Figure 4 shows the time-optimal control history for both controls in the normalized time domain \(\tau \), where the optimized final time is given by \(t_{f}^{*} = 3.7289~\text{s}\). The results are in accordance with the defined final constraints in Eq. (67), and the optimality conditions in Eqs. (36)–(39) are sufficiently small. Snapshots of the time-optimal motion are illustrated in Fig. 5, where the nodal slope vector \(\mathbf{r}_{\chi}^{(i)}\) is scaled for improved representation of the structural flexibility.

Fig. 4
figure 4

Initial and optimal controls for a time-optimal rest-to-rest motion of a flexible SCARA model

Full size image
Fig. 5
figure 5

Time-optimal control of a flexible two-arm robot for a rest-to-rest maneuver

Full size image

5 Conclusion and outlook

In this paper, we presented a gradient-based technique to show a new perspective on the optimality conditions in time-optimal control problems of dynamical systems considering final constraints.

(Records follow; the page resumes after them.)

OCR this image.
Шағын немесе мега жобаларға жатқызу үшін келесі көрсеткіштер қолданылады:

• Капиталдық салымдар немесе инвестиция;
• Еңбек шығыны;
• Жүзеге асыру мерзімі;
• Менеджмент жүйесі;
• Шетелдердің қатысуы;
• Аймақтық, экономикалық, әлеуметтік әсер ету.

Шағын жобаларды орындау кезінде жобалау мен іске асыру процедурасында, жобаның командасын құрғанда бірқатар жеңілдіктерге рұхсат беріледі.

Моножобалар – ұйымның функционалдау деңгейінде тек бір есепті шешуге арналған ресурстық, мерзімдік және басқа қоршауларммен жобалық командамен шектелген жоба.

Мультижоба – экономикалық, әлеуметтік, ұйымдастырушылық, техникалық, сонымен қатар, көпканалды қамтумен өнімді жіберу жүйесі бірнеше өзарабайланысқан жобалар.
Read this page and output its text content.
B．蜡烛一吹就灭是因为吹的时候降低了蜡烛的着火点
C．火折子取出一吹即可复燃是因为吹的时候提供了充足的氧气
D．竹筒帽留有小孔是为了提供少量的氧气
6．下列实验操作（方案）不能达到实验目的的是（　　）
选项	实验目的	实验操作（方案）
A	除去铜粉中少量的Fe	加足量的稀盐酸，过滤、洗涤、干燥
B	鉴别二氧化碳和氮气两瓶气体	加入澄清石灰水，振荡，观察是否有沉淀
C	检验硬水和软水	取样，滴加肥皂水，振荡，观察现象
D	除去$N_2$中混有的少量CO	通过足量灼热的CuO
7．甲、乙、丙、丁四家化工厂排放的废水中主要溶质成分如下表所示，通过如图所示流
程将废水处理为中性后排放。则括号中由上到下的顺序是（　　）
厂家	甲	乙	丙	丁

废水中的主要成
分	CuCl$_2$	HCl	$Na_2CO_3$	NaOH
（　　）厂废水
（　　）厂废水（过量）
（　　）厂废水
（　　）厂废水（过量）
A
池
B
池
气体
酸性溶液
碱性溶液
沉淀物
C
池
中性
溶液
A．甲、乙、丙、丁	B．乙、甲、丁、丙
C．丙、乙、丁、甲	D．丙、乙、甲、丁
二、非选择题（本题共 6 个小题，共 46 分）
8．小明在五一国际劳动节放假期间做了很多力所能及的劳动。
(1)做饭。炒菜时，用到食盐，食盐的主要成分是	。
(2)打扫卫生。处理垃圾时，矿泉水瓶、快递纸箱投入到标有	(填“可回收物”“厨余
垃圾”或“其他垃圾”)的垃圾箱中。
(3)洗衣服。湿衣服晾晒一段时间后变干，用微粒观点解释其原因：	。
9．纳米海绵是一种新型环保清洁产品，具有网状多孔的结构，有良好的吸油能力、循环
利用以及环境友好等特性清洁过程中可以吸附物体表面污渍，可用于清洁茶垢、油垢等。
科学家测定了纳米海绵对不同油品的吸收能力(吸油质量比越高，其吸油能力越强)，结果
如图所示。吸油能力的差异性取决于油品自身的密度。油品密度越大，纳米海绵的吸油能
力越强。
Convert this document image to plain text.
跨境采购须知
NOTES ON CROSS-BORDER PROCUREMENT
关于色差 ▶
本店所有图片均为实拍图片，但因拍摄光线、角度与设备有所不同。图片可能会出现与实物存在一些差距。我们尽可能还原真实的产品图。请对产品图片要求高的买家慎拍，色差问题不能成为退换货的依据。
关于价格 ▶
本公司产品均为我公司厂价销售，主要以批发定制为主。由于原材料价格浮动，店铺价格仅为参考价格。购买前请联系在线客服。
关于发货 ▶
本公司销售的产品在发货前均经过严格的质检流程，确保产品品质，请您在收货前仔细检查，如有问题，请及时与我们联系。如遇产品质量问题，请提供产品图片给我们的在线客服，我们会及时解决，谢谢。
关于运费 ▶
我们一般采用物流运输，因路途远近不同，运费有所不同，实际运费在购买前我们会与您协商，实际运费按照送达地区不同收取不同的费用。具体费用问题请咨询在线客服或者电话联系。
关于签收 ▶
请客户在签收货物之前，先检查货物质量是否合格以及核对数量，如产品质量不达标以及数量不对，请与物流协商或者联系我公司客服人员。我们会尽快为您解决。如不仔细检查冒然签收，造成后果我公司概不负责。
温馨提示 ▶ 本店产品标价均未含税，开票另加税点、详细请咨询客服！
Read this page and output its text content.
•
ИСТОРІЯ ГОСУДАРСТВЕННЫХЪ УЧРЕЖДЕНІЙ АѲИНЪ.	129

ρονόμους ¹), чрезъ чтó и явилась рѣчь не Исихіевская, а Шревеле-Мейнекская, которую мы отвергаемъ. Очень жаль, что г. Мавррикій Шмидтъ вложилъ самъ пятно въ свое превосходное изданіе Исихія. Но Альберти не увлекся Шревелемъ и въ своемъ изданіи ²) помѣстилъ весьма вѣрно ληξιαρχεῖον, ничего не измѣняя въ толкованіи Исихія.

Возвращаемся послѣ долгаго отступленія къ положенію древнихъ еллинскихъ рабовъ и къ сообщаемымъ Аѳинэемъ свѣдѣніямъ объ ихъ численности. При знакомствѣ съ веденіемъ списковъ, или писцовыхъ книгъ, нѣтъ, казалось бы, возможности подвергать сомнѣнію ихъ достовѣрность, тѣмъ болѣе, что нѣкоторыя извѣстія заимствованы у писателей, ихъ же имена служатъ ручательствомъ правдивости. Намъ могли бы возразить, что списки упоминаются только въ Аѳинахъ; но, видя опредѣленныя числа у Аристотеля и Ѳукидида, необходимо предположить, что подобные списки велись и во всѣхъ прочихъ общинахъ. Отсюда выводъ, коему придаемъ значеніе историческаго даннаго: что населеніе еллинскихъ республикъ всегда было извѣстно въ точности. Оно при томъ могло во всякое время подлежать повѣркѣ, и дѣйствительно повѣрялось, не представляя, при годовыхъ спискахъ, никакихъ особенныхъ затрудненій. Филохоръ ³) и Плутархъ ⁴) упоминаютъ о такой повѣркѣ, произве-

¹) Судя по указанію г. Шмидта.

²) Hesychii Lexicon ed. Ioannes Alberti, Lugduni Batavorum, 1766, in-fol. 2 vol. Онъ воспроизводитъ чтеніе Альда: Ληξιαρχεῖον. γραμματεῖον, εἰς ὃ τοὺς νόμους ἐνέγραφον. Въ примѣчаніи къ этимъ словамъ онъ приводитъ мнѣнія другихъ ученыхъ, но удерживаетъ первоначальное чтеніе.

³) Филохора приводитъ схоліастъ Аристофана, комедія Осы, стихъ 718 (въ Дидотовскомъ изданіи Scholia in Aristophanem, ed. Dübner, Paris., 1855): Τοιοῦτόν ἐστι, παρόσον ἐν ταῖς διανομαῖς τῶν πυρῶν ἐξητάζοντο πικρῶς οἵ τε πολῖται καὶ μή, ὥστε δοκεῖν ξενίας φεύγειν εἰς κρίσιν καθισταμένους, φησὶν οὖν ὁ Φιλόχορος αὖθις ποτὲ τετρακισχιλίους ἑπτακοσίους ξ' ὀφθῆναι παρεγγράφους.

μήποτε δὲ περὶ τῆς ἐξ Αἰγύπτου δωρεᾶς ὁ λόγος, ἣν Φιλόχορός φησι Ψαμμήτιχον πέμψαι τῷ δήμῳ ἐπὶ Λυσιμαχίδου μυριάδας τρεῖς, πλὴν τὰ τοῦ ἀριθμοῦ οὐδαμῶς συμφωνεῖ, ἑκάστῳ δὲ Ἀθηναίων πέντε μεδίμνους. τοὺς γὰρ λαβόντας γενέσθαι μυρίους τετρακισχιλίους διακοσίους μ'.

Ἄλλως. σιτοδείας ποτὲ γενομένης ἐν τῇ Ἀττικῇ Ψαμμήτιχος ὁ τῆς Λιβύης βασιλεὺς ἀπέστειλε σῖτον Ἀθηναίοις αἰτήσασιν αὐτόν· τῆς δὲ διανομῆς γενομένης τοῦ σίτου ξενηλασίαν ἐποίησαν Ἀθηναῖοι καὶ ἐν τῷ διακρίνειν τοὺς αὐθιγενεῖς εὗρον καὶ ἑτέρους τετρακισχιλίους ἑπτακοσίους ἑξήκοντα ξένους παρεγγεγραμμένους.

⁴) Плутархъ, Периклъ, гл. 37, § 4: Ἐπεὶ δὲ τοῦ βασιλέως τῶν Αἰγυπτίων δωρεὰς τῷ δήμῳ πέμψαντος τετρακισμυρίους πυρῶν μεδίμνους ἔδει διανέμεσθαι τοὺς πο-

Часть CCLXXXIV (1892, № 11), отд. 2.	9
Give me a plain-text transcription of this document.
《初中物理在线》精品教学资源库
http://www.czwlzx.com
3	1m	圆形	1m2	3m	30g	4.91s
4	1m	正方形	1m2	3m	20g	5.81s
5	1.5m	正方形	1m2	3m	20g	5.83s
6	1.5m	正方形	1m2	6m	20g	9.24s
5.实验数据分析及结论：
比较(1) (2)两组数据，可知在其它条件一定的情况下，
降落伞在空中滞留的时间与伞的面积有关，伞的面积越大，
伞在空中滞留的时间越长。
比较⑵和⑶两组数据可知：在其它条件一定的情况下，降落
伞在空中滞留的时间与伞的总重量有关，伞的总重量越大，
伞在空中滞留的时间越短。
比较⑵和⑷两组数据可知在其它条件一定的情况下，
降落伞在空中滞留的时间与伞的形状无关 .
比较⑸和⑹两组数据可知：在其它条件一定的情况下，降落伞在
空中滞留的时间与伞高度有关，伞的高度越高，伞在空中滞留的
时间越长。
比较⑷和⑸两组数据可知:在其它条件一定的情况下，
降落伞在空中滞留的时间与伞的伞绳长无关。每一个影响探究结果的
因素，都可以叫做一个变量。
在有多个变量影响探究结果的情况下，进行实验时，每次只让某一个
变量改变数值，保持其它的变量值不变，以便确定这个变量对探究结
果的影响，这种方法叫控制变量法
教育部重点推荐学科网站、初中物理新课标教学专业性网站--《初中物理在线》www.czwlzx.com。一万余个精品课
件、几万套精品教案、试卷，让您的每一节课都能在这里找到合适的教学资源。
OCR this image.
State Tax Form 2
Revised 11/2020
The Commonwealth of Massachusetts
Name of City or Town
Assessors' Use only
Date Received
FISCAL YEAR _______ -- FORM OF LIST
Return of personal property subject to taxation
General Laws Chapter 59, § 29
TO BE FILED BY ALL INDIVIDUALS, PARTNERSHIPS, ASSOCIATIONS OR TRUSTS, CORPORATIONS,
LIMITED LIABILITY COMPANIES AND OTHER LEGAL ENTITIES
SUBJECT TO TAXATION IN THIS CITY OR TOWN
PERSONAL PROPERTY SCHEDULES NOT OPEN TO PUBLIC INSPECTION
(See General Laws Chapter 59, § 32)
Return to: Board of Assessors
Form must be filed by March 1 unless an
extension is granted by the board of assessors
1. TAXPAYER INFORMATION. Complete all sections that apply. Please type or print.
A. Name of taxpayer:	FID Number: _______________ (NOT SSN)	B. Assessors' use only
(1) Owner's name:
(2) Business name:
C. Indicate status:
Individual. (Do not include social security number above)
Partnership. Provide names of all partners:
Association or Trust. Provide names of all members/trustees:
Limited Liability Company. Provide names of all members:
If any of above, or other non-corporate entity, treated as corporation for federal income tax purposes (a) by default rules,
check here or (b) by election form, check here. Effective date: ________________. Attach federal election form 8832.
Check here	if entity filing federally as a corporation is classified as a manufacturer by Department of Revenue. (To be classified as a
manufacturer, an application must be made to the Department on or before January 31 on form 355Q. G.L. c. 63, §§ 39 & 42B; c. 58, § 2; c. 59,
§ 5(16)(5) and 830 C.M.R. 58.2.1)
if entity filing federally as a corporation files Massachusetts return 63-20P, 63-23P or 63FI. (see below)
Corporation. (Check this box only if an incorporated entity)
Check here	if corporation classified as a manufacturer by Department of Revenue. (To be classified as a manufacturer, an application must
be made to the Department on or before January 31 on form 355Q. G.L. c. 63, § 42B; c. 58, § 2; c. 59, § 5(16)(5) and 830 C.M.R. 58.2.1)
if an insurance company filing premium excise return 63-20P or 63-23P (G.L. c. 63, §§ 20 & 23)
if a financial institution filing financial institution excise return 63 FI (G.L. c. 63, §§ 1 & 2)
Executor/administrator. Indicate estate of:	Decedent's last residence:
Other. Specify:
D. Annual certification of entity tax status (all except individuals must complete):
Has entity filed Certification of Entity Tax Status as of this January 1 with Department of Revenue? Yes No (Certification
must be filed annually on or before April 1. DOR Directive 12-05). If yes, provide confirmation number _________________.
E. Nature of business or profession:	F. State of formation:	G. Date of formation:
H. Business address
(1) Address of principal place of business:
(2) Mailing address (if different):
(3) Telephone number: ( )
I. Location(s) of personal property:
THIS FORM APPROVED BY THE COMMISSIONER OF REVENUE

Conventional solutions based on a nonlinear programming approach/SQP approach utilize the adjoint variables to assess the optimality conditions regarding the Hamiltonian function. The use of adjoint gradients for a discrete control parameterization is presented in two examples. The gradients are used to replace numerical gradients in a direct optimization method and to evaluate the optimality conditions in terms of a Hamiltonian. The present work illustrates the computational advantage especially by application of the adjoint gradients for discrete control parameterizations in time-optimal control problems of flexible multibody systems including a high number of degrees of freedom. Moreover, the comparison of function evaluations of numerical and adjoint gradients can provide a future perspective for significantly reducing the computational burden when applied to highly dimensional complex multibody system applications.

In a future work, the proposed approach can be extended to formulate the multibody system by a set of redundant coordinates similarly to [23]. Considering differential-algebraic equations requires consistent boundary conditions for the adjoint variables. A similar approach as proposed by Gear, Gupta, and Leimkuhler [11] can be used to overcome this issue.